The words of the responsorial psalm should sound familiar to us:
Blessed the one whose help is the God of Jacob, whose hope is in the LORD, his God, The maker of heaven and earth, the seas and all that is in them, Who keeps faith forever, secures justice for the oppressed, who gives bread to the hungry. The LORD sets prisoners free; the LORD gives sight to the blind. The LORD raises up those who are bowed down; the LORD loves the righteous.

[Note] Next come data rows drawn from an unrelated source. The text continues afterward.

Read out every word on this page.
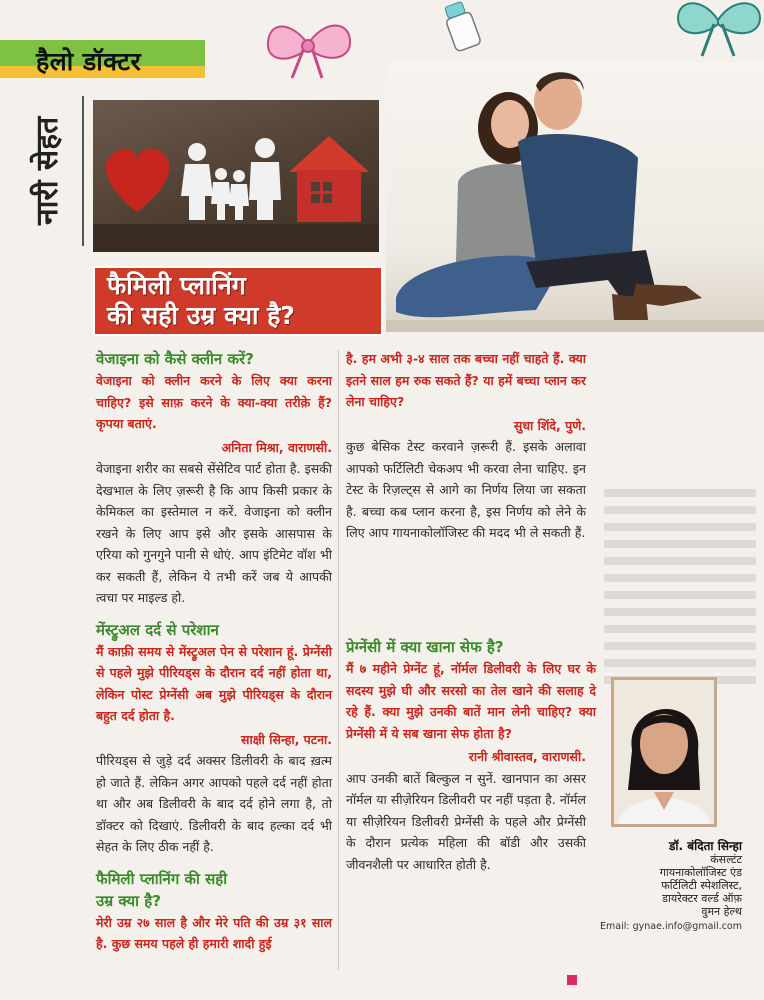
हैलो डॉक्टर
नारी सेहत
फैमिली प्लानिंग
की सही उम्र क्या है?

वेजाइना को कैसे क्लीन करें?

वेजाइना को क्लीन करने के लिए क्या करना चाहिए? इसे साफ़ करने के क्या-क्या तरीक़े हैं? कृपया बताएं.

अनिता मिश्रा, वाराणसी.

वेजाइना शरीर का सबसे सेंसेटिव पार्ट होता है. इसकी देखभाल के लिए ज़रूरी है कि आप किसी प्रकार के केमिकल का इस्तेमाल न करें. वेजाइना को क्लीन रखने के लिए आप इसे और इसके आसपास के एरिया को गुनगुने पानी से धोएं. आप इंटिमेट वॉश भी कर सकती हैं, लेकिन ये तभी करें जब ये आपकी त्वचा पर माइल्ड हो.

मेंस्ट्रुअल दर्द से परेशान

मैं काफ़ी समय से मेंस्ट्रुअल पेन से परेशान हूं. प्रेग्नेंसी से पहले मुझे पीरियड्स के दौरान दर्द नहीं होता था, लेकिन पोस्ट प्रेग्नेंसी अब मुझे पीरियड्स के दौरान बहुत दर्द होता है.

साक्षी सिन्हा, पटना.

पीरियड्स से जुड़े दर्द अक्सर डिलीवरी के बाद ख़त्म हो जाते हैं. लेकिन अगर आपको पहले दर्द नहीं होता था और अब डिलीवरी के बाद दर्द होने लगा है, तो डॉक्टर को दिखाएं. डिलीवरी के बाद हल्का दर्द भी सेहत के लिए ठीक नहीं है.

फैमिली प्लानिंग की सही उम्र क्या है?

मेरी उम्र २७ साल है और मेरे पति की उम्र ३१ साल है. कुछ समय पहले ही हमारी शादी हुई

है. हम अभी ३-४ साल तक बच्चा नहीं चाहते हैं. क्या इतने साल हम रुक सकते हैं? या हमें बच्चा प्लान कर लेना चाहिए?

सुधा शिंदे, पुणे.

कुछ बेसिक टेस्ट करवाने ज़रूरी हैं. इसके अलावा आपको फर्टिलिटी चेकअप भी करवा लेना चाहिए. इन टेस्ट के रिज़ल्ट्स से आगे का निर्णय लिया जा सकता है. बच्चा कब प्लान करना है, इस निर्णय को लेने के लिए आप गायनाकोलॉजिस्ट की मदद भी ले सकती हैं.

प्रेग्नेंसी में क्या खाना सेफ है?

मैं ७ महीने प्रेग्नेंट हूं, नॉर्मल डिलीवरी के लिए घर के सदस्य मुझे घी और सरसो का तेल खाने की सलाह दे रहे हैं. क्या मुझे उनकी बातें मान लेनी चाहिए? क्या प्रेग्नेंसी में ये सब खाना सेफ होता है?

रानी श्रीवास्तव, वाराणसी.

आप उनकी बातें बिल्कुल न सुनें. खानपान का असर नॉर्मल या सीज़ेरियन डिलीवरी पर नहीं पड़ता है. नॉर्मल या सीज़ेरियन डिलीवरी प्रेग्नेंसी के पहले और प्रेग्नेंसी के दौरान प्रत्येक महिला की बॉडी और उसकी जीवनशैली पर आधारित होती है.

डॉ. बंदिता सिन्हा
कंसल्टंट
गायनाकोलॉजिस्ट एंड
फर्टिलिटी स्पेशलिस्ट,
डायरेक्टर वर्ल्ड ऑफ़
वुमन हेल्थ
Email: gynae.info@gmail.com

The LORD protects the resident alien, comes to the aid of the orphan and the widow, but thwarts the way of the wicked. (Psalm 146:5-10)
The prophet Isaiah echoes them, as he too looks forward to the coming of the Messiah:
The spirit of the Lord GOD is upon me, because the LORD has anointed me; He has sent me to bring good news to the afflicted, to bind up the brokenhearted, To proclaim liberty to the captives, release to the prisoners, To announce a year of favor from the LORD and a day of vindication by our God; to comfort all who mourn (Isaiah 61:1-2)
And we are the recipients of David and Isaiah’s prophetic voices. We know that it was Jesus Christ they anticipated. It was He who has come to save His people, to save us. It is the strength of our liturgical year that we are reminded regularly of the pervasive presence of God’s plan in human history.
The Jewish Testament recounts again and again the covenants that were entered into between Yahweh and the Chosen People. It also recounts the repeated breaking of those covenants through loss of faith and the heaviness of despair. The Chosen People may have lost their way, but their God persisted, again and again, offering the promise of redemption, the grace of his love, and his faith in their worthiness.
In our Gospels and Epistles, we are given the stories of God’s victory, the success of the final covenant, the Lamb of God, and his very Son as the sacrifice offered:
“Go and tell John what you hear and see: the blind regain their sight, the lame walk, lepers are cleansed, the deaf hear, the dead are raised, and the poor have the good news proclaimed to them. And blessed is the one who takes no offense at me.” (Matthew 11:4-6)
Jesus, steeped in the prophecies of David and Isaiah, challenges John’s followers, challenges us, to believe the evidence of our eyes, our ears, and our hearts. The moment of fulfillment of God’s plan is imminent.
What do we see; what do we hear; what do we do? We remain challenged to stay hopeful, to remain grounded in our faith. Our Church sets this time aside for us to review our past and prepare for our future, grounded in the words of Christ himself, Then Jesus told the Samaritan woman at Jacob’s well, ‘I am the Messiah!’ (John 4:26) I find that statement particularly unambiguous. Always on point, Jesus shows us clearly the path. He knows it leads through the Garden, the Cross, and the empty tomb. And he invites us to follow Him the entire journey.
This season reminds us that Jesus came to save His people, us. We are invited to use this time to ready ourselves for our own journey with Christ. The best is yet to come.